As far as I can tell, Homekit works best when you simply deliver a single frame of the requested size per RTP packet, so, since FFmpeg already does this for us, there's never a reason to repacketize this.
Optimized Timestamp Mangling
While we don't need to repacketize the frames from FFmpeg, we do need to replace the RTP timestamps since Homekit requires RFC 3550 timestamps instead of the standard timestamps defined in RFC 7587. RFC 3550 is pretty straightforward, timestamps increment at a constant rate of sampleRate * duration, so a sampleRate of 48000 with a duration of 20ms, would be 48000 * .020 = 960. The updated code simple calculates this constant value and increments the timestamp for each packet vs performing multiplication on a packet count each time.
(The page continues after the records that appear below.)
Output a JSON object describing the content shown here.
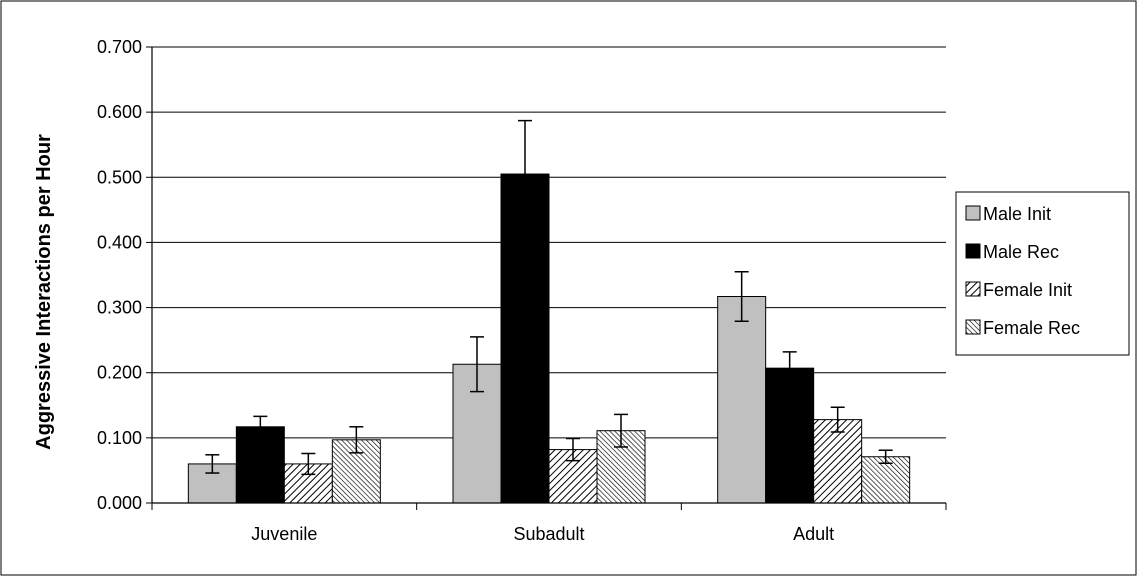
{
  "chart_data": {
    "type": "bar",
    "title": "",
    "xlabel": "",
    "ylabel": "Aggressive Interactions per Hour",
    "categories": [
      "Juvenile",
      "Subadult",
      "Adult"
    ],
    "ylim": [
      0,
      0.7
    ],
    "yticks": [
      "0.000",
      "0.100",
      "0.200",
      "0.300",
      "0.400",
      "0.500",
      "0.600",
      "0.700"
    ],
    "grid": true,
    "legend_position": "right",
    "series": [
      {
        "name": "Male Init",
        "values": [
          0.06,
          0.213,
          0.317
        ],
        "errors": [
          0.014,
          0.042,
          0.038
        ],
        "color": "#c0c0c0",
        "pattern": "solid"
      },
      {
        "name": "Male Rec",
        "values": [
          0.117,
          0.505,
          0.207
        ],
        "errors": [
          0.016,
          0.082,
          0.025
        ],
        "color": "#000000",
        "pattern": "solid"
      },
      {
        "name": "Female Init",
        "values": [
          0.06,
          0.082,
          0.128
        ],
        "errors": [
          0.016,
          0.017,
          0.019
        ],
        "color": "#ffffff",
        "pattern": "wide-diagonal"
      },
      {
        "name": "Female Rec",
        "values": [
          0.097,
          0.111,
          0.071
        ],
        "errors": [
          0.02,
          0.025,
          0.01
        ],
        "color": "#ffffff",
        "pattern": "dense-diagonal"
      }
    ]
  }
}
It's not a huge performance difference, but the logic is much more clear and similar to other RFC 3550 timestamp implementations.
Transcode return audio using the Ring optimized values
Previously, return audio was transcoded using the Homekit maximum 24Khz sample rate and the default FFmpeg frame duration (20ms), but it makes more sense to transcode the audio to Ring optimized values, which are 48Khz, 2ch, 60ms frames. This reduces packet count by 3x and improves the quality of return audio quite a bit.